I've read all sorts of articles, talked to nurses, counselors, friends, and so on but nothing can prepare you for watching your parent die slowly. Visit by visit, day by day, they slowly leave you when you are dealing with dementia of any kind. But you see the worst part, in my experience, is they still look the same. They still look like at any moment they could tell you to go change your outfit or to CLEAN UP YOUR ROOM!!!! But not this guy. This man right here, who helped so many people in his life and career as a UMC Pastor, as a Father, a husband, a friend,  can hardly even form words anymore.

To people with any type of dementia every day is every day. Anything out of the normal can really throw them off. I've learned so much over the past few years caring for my Father but the most important thing I'm still learning, is to still look at him the same. Yes it's painful when he doesn't know me. It actually tears me apart inside and I usually end up crying in my car after. But I know he still loves me and although he can't express it any longer he's still my Dad. He's still the guy that taught me how to ride a bike, how to believe in people, how to share, and always help someone in need.
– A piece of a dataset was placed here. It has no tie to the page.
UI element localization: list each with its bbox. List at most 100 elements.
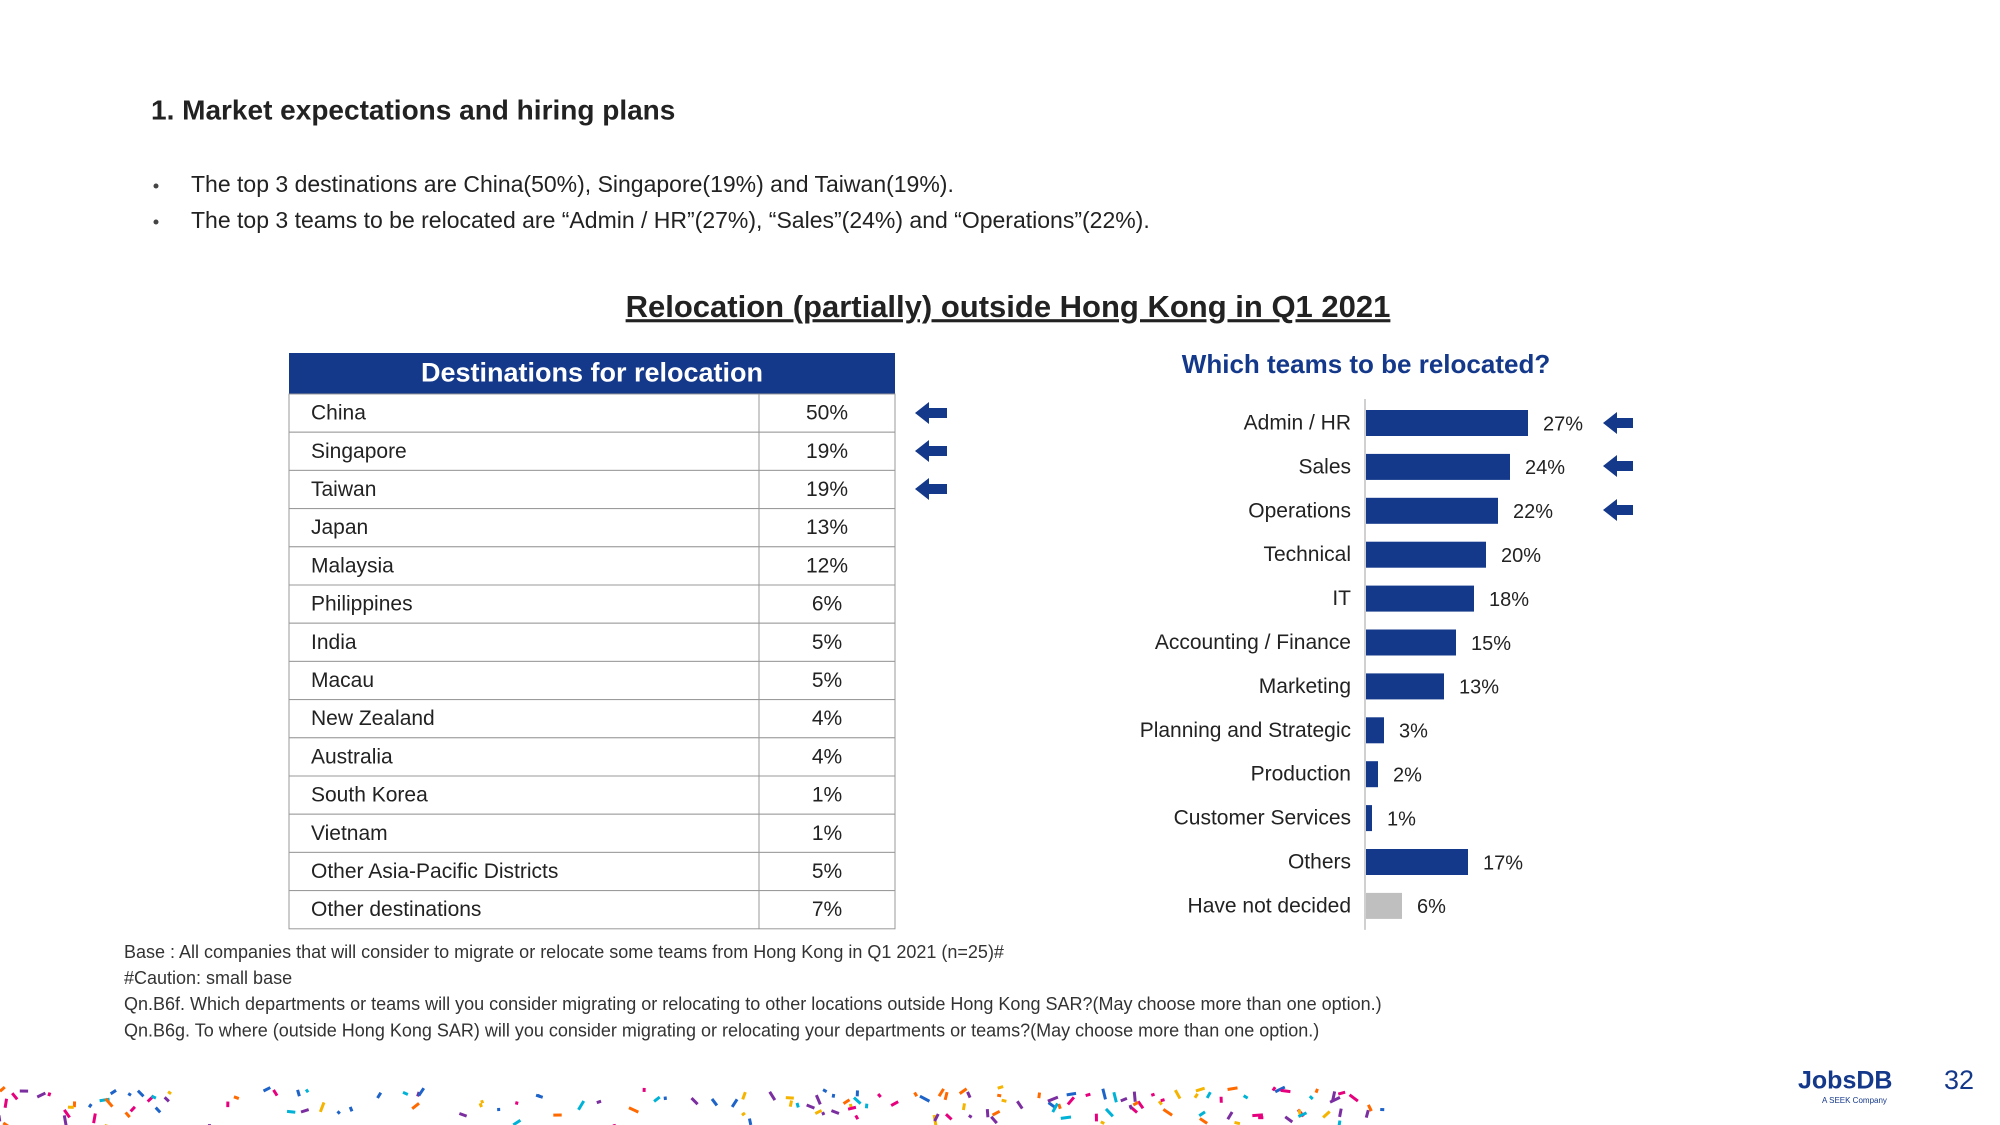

He taught me so much and is now teaching me patience, humility, and what t really means to love someone unconditionally.

The Broadway show "Rent" has a song entitled "Seasons of Change". The lyrics say:

Five hundred twenty-five thousand six hundred minutes
Five hundred twenty-five thousand moments so dear
Five hundred twenty-five thousand six hundred minutes
How do you measure, measure a year?

(you're welcome as you will be singng THAT for the rest of the day)

This song really resonates with me with dealing with my Father as well as his friends in the memory care home. Sometimes it feels like 525.600 minutes I've been sitting there with him in silence. Sometimes it feels like it's been that long since we had a "real" conversation.